I have a confession to make: I'm obsessed with miniature golf. It's unhealthy (for my wallet) at times. When the weather is nice, I want to hit the tiny links.
My go-to spot is the Arnold Palmer Golf Facility in Sennett. It's an older 18-hole miniature golf course, but it's a good one. You'll regularly see families there or teenagers looking for some friendly competition.
When I learned Tom Thumb Drive-In was planning to open its own mini golf course, I was interested to see how it would be designed and how the ice cream shop would take advantage of one of its best assets: The view of Owasco Lake.
OWASCO — Tom Galbato knows players cannot retrieve their golf balls after finishing the 18th…
On Aug. 6, I played Tom Thumb's miniature golf course for the first time. The moment my wife, Sarah, and I grabbed our putters and colorful balls, I knew this would be a treat. The view of the lake from the course is breathtaking. You can't help but pause and snap a few photos.
And then the golfing begins.
The entire course can't be described as easy or absurdly difficult. It's somewhere in between. It strikes the right balance for all ages. You want a course that's fun for the kids, but challenging for overly competitive adults who want to post a low number. (Guilty as charged.)

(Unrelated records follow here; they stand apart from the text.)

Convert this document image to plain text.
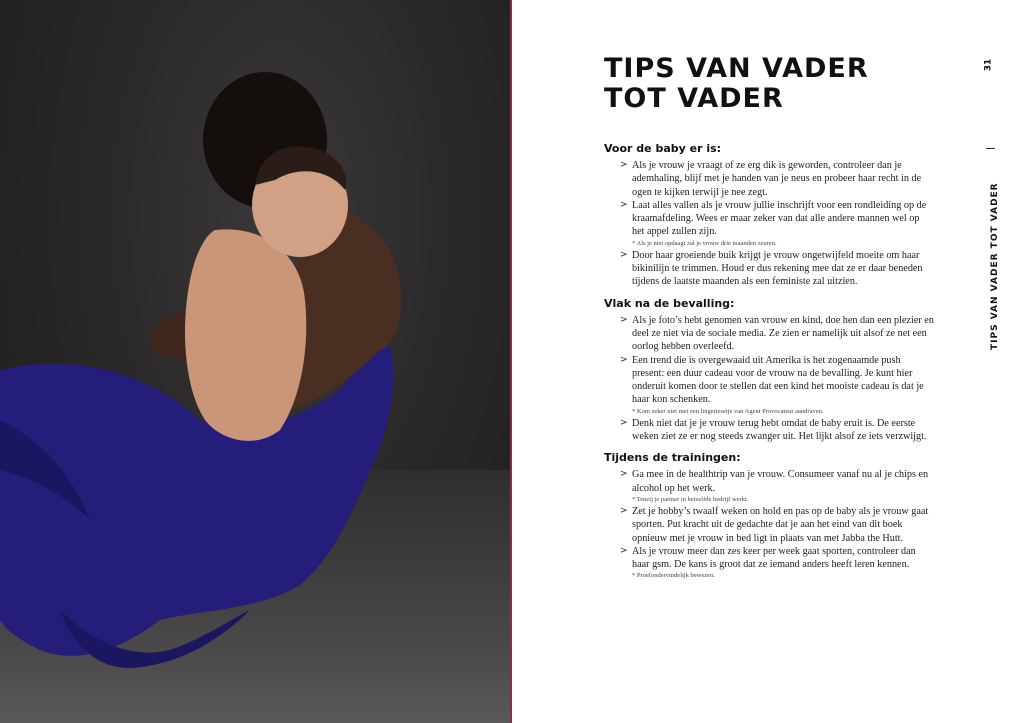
TIPS VAN VADER
TOT VADER
31
TIPS VAN VADER TOT VADER
Voor de baby er is:
> Als je vrouw je vraagt of ze erg dik is geworden, controleer dan je ademhaling, blijf met je handen van je neus en probeer haar recht in de ogen te kijken terwijl je nee zegt.
> Laat alles vallen als je vrouw jullie inschrijft voor een rondleiding op de kraamafdeling. Wees er maar zeker van dat alle andere mannen wel op het appel zullen zijn.
* Als je niet opdaagt zal je vrouw drie maanden zeuren.
> Door haar groeiende buik krijgt je vrouw ongetwijfeld moeite om haar bikinilijn te trimmen. Houd er dus rekening mee dat ze er daar beneden tijdens de laatste maanden als een feministe zal uitzien.
Vlak na de bevalling:
> Als je foto’s hebt genomen van vrouw en kind, doe hen dan een plezier en deel ze niet via de sociale media. Ze zien er namelijk uit alsof ze net een oorlog hebben overleefd.
> Een trend die is overgewaaid uit Amerika is het zogenaamde push present: een duur cadeau voor de vrouw na de bevalling. Je kunt hier onderuit komen door te stellen dat een kind het mooiste cadeau is dat je haar kon schenken.
* Kom zeker niet met een lingeriesetje van Agent Provocateur aandraven.
> Denk niet dat je je vrouw terug hebt omdat de baby eruit is. De eerste weken ziet ze er nog steeds zwanger uit. Het lijkt alsof ze iets verzwijgt.
Tijdens de trainingen:
> Ga mee in de healthtrip van je vrouw. Consumeer vanaf nu al je chips en alcohol op het werk.
* Tenzij je partner in hetzelfde bedrijf werkt.
> Zet je hobby’s twaalf weken on hold en pas op de baby als je vrouw gaat sporten. Put kracht uit de gedachte dat je aan het eind van dit boek opnieuw met je vrouw in bed ligt in plaats van met Jabba the Hutt.
> Als je vrouw meer dan zes keer per week gaat sporten, controleer dan haar gsm. De kans is groot dat ze iemand anders heeft leren kennen.
* Proefondervindelijk bewezen.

I found the front nine to be "easier" and that was reflected in my scoring. There are holes like No. 2, which seems simple enough. You want to avoid the rough and water on the left and aim for the rocks down the middle — there's a slope that will feed the ball down toward the hole.
In the photo above, you can see Sarah's yellow ball near the hole. That's your reward for finding the right part of the slope. You'll get it close.

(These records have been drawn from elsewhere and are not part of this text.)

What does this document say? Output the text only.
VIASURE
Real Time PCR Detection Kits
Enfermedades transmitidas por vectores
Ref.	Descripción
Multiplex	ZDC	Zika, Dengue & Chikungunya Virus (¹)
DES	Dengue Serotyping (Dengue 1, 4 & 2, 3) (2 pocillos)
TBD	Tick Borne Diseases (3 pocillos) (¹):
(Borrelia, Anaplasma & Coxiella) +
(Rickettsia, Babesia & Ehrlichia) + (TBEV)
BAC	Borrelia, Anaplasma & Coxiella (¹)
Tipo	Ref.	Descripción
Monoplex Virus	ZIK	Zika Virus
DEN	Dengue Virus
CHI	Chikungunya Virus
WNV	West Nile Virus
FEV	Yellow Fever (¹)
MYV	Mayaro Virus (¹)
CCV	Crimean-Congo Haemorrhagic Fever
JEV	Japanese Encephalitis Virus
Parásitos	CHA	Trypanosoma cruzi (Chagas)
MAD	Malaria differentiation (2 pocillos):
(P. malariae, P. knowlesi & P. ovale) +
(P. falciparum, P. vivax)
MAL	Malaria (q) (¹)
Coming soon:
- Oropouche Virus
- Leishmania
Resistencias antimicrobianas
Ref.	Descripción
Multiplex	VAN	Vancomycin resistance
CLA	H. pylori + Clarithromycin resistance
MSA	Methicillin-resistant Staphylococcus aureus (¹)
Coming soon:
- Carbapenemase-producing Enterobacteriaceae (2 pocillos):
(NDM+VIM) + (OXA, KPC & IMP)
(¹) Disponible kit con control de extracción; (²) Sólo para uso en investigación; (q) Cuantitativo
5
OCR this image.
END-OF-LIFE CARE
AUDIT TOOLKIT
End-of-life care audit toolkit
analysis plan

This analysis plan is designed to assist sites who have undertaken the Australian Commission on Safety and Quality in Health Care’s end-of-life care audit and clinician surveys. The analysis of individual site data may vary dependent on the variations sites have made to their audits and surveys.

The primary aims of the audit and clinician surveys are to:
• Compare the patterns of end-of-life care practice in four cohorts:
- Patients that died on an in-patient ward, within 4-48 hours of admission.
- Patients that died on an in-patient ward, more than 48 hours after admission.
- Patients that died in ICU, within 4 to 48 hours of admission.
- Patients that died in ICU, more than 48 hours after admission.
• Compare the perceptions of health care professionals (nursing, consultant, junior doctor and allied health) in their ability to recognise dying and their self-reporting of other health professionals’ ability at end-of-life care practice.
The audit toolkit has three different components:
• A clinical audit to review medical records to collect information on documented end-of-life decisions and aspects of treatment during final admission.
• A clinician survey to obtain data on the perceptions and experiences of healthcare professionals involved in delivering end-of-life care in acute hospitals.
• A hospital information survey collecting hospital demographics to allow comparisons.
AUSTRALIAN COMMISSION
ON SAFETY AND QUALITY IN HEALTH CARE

The best hole on the front nine? Easily No. 7. You have two options here: You can either aim for the hole, which isn't easy, or you can hit your ball in the water.
That's usually not sound golf advice, but No. 7 has a small stream that will carry your ball to a ramp of sorts. The ball rolls down the makeshift slide and toward the hole. A hole-in-one isn't guaranteed, but this approach is the best one if you're playing No. 7.
After playing Nos. 8 and 9, you head to the back nine — the more challenging stretch of the course. No. 11, for example, is similar to No. 2. You want to aim for the slope and let your ball slide down toward the hole. But there are more obstacles in your way on this hole. There are three large rocks you have to avoid and between two of the boulders, there's a patch of rough. If you hit it too soft and try to split those two rocks, you'll end up in a bad position.
No. 12 is another challenge, but it's a bit deceptive. There's a boat flipped upside down and you can putt under it. I made the mistake of putting my ball a little too hard and it flew past the hole. (It almost went off the course, which would've been a penalty.) A gentle putt may have netted a better result.
Another deceptive hole is No. 15. You have two options: Hit your ball low under a bridge and get it around to the hole or use the bridge to get your ball down to the hole. The hole is dead center, which means there's no right or wrong way to do it. You just need the right touch — and a little luck.
You close with No. 18, arguably the hardest hole on the course. If you can keep your ball close to the right side and work it around the rocks and wooden swing, you're golden. But it's tempting to try and "go for it" by hitting it between the wooden pegs. If you miss, though, you could be in some trouble.
Other players may have different experiences, but I had a harder time with the back nine. My score after the first nine was respectable. The back nine? I had a harder time. It was definitely more difficult, which is just fine. I embraced the challenge.
After playing the 18-hole course, my immediate reaction was that Tom Thumb's miniature golf venue is one of the best in upstate New York. I've played courses throughout the state. This is easily in the top tier. It gets several bonus points for the view of Owasco Lake, which doesn't get old.
Prices are reasonable. Adults are $7, seniors and members of the military play for $5. Children 10 years old and under also play for $5. Kids ages 4 and under who are with a paying adult play for free.
My only (minor) criticism: When we went to play, it was unclear what par was for each hole. It wasn't on the scorecards and it wasn't posted at any of the holes. Since the course only recently opened, I assume it's something they'll address at a later date.